The report was prepared on the basis of consultation with:
The Confederation of British Industry (CBI)
The Association of British Insurers (ABI)
The National Association of Pension Funds (NAPF)
The Fund Managers' Association (FMA, formerly the Institutional Fund Managers Association)
CISCO (formerly the City Group of Smaller Companies)
The Association of Corporate Treasurers (ACT)
The Hundred Group of Finance Directors
The above organisations have endorsed the guidance and have agreed to promote it to their members.

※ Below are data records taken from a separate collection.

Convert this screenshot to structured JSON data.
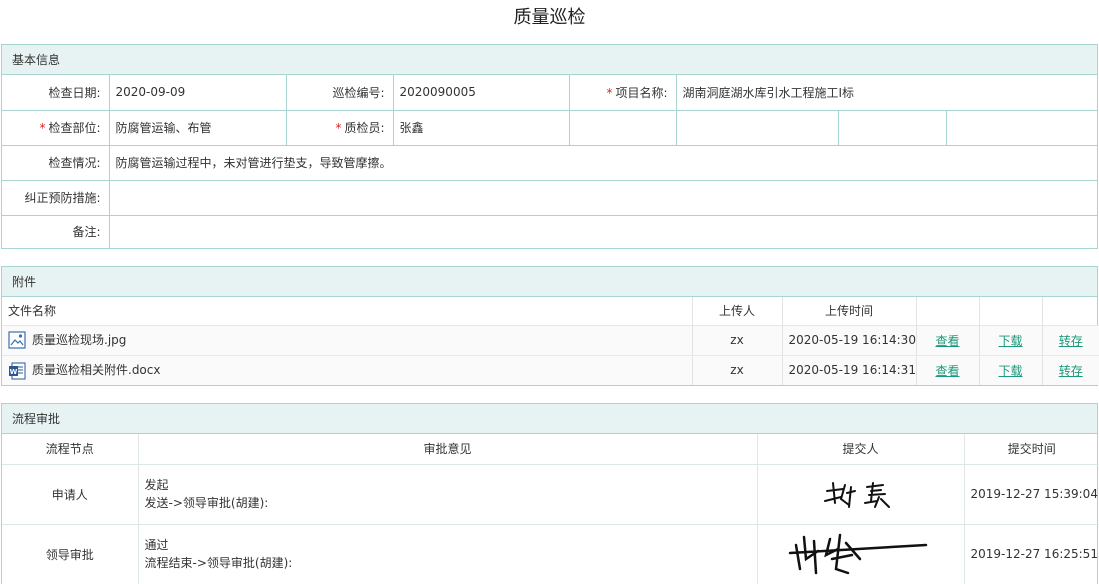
{
  "title": "质量巡检",
  "basic": {
    "header": "基本信息",
    "check_date_label": "检查日期:",
    "check_date": "2020-09-09",
    "patrol_no_label": "巡检编号:",
    "patrol_no": "2020090005",
    "project_label": "项目名称:",
    "project": "湖南洞庭湖水库引水工程施工I标",
    "part_label": "检查部位:",
    "part": "防腐管运输、布管",
    "inspector_label": "质检员:",
    "inspector": "张鑫",
    "situation_label": "检查情况:",
    "situation": "防腐管运输过程中，未对管进行垫支，导致管摩擦。",
    "measure_label": "纠正预防措施:",
    "measure": "",
    "remark_label": "备注:",
    "remark": "",
    "required_mark": "*"
  },
  "attachments": {
    "header": "附件",
    "columns": {
      "name": "文件名称",
      "uploader": "上传人",
      "time": "上传时间"
    },
    "actions": {
      "view": "查看",
      "download": "下载",
      "transfer": "转存"
    },
    "files": [
      {
        "icon": "image-file-icon",
        "name": "质量巡检现场.jpg",
        "uploader": "zx",
        "time": "2020-05-19 16:14:30"
      },
      {
        "icon": "word-file-icon",
        "name": "质量巡检相关附件.docx",
        "uploader": "zx",
        "time": "2020-05-19 16:14:31"
      }
    ]
  },
  "flow": {
    "header": "流程审批",
    "columns": {
      "node": "流程节点",
      "opinion": "审批意见",
      "submitter": "提交人",
      "time": "提交时间"
    },
    "rows": [
      {
        "node": "申请人",
        "opinion_line1": "发起",
        "opinion_line2": "发送->领导审批(胡建):",
        "time": "2019-12-27 15:39:04"
      },
      {
        "node": "领导审批",
        "opinion_line1": "通过",
        "opinion_line2": "流程结束->领导审批(胡建):",
        "time": "2019-12-27 16:25:51"
      }
    ]
  },
  "colors": {
    "border": "#a9d5d0",
    "header_bg": "#e6f3f2",
    "link": "#1a9a7a",
    "required": "#e02020"
  }
}
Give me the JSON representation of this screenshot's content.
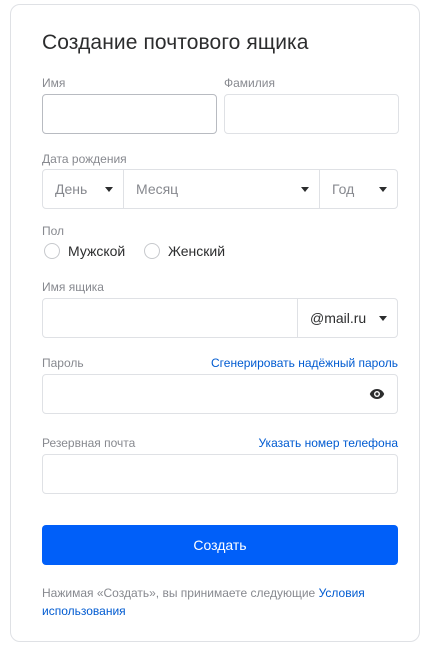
{
  "form": {
    "title": "Создание почтового ящика",
    "first_name": {
      "label": "Имя",
      "value": ""
    },
    "last_name": {
      "label": "Фамилия",
      "value": ""
    },
    "birth_date": {
      "label": "Дата рождения",
      "day": "День",
      "month": "Месяц",
      "year": "Год"
    },
    "gender": {
      "label": "Пол",
      "options": [
        "Мужской",
        "Женский"
      ]
    },
    "mailbox": {
      "label": "Имя ящика",
      "value": "",
      "domain": "@mail.ru"
    },
    "password": {
      "label": "Пароль",
      "generate_link": "Сгенерировать надёжный пароль",
      "value": ""
    },
    "backup_email": {
      "label": "Резервная почта",
      "phone_link": "Указать номер телефона",
      "value": ""
    },
    "submit_label": "Создать",
    "terms_text": "Нажимая «Создать», вы принимаете следующие ",
    "terms_link": "Условия использования"
  },
  "colors": {
    "accent": "#005ff9",
    "link": "#005bd1",
    "border": "#dfe1e5",
    "muted_text": "#87898f"
  },
  "icons": {
    "password_toggle": "eye-icon",
    "dropdown": "caret-down-icon"
  }
}
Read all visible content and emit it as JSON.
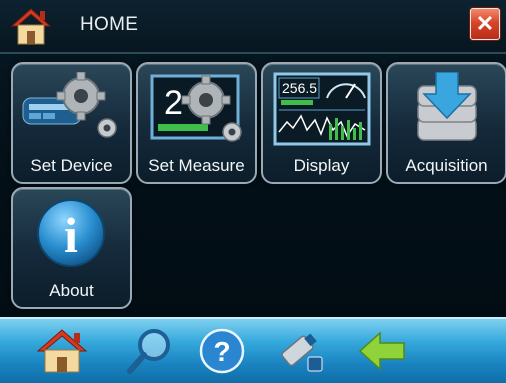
{
  "titlebar": {
    "title": "HOME",
    "close_label": "✕"
  },
  "tiles": [
    {
      "label": "Set Device",
      "icon": "gears-device-icon"
    },
    {
      "label": "Set Measure",
      "icon": "gears-measure-icon"
    },
    {
      "label": "Display",
      "icon": "display-chart-icon"
    },
    {
      "label": "Acquisition",
      "icon": "database-download-icon"
    },
    {
      "label": "About",
      "icon": "info-icon"
    }
  ],
  "set_measure_icon_text": "2",
  "display_icon_value": "256.5",
  "about_icon_glyph": "i",
  "bottombar": {
    "help_glyph": "?",
    "icons": [
      "home-icon",
      "search-icon",
      "help-icon",
      "usb-drive-icon",
      "back-arrow-icon"
    ]
  },
  "colors": {
    "accent": "#36a9dc",
    "close_red": "#d8452b",
    "back_arrow_green": "#8fd23a"
  }
}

In drawing up the guidance, the Bank of England has also consulted a number of other interested parties.
The organisations commented as follows:
- Graham Allen, NAPF: "The NAPF welcomes the guidance, which should help finance directors to understand better which method of capital-raising suits the particular circumstances of their own company."
- FMA: "The Fund Managers' Association believe that this guidance is a well balanced response to the request of the MMC and should serve as a useful checklist of the issues which companies should take into consideration when raising capital, without being prescriptive as to which solution is right."
- CISCO: "Although the widest choices are likely to be available to larger, more liquid companies CISCO commends the guidance note to smaller company finance directors as a summary of the issues to be addressed with advisers."
- Philippa Foster Back, President, ACT: "The lead taken by the Bank of England in recommending that companies consider new approaches to the methods of issuing equity will result in lower issuance costs. It is to be hoped that several companies will now proceed with non-underwritten deep discounted issues in the light of the support for this approach given by the Bank."
- The Hundred Group: "The Hundred Group of Finance Directors, representing the FTSE 100 and other major companies, is pleased to endorse this guidance from the Bank of England, which highlights the changes which are occurring in issuing methods in London to give companies greater flexibility and lower costs."
In addition, the Competition Commission and the Office of Fair Trading commented:
- Competition Commission: "We are pleased to note the timely production of this guidance implementing the recommendation in our report on underwriting services. We believe that it will be of value to businesses undertaking share issues and we hope that it will be widely used."
- OFT: "The Bank of England's guidance will help companies look for the best deal and thereby further sharpen competition in the supply of share issuing services."
Copies of the report are available from the Domestic Finance Division, Bank of England, Threadneedle Street, London EC2R 8AH, telephone 0171-601 4336, fax 0171-601 4947, e-mail jo.fisher@bankofengland.co.uk
The report is also available on the Bank of England's website.
Note for Editors
On 24 February 1999, the Monopolies and Mergers Commission (now the Competition Commission) published its report Underwriting services for share offers (Cm 4168, The Stationery Office). One of its recommendations, accepted by the Secretary of State for Trade and Industry, was that the Bank should publish guidance for companies on certain aspects of share issuing good practice.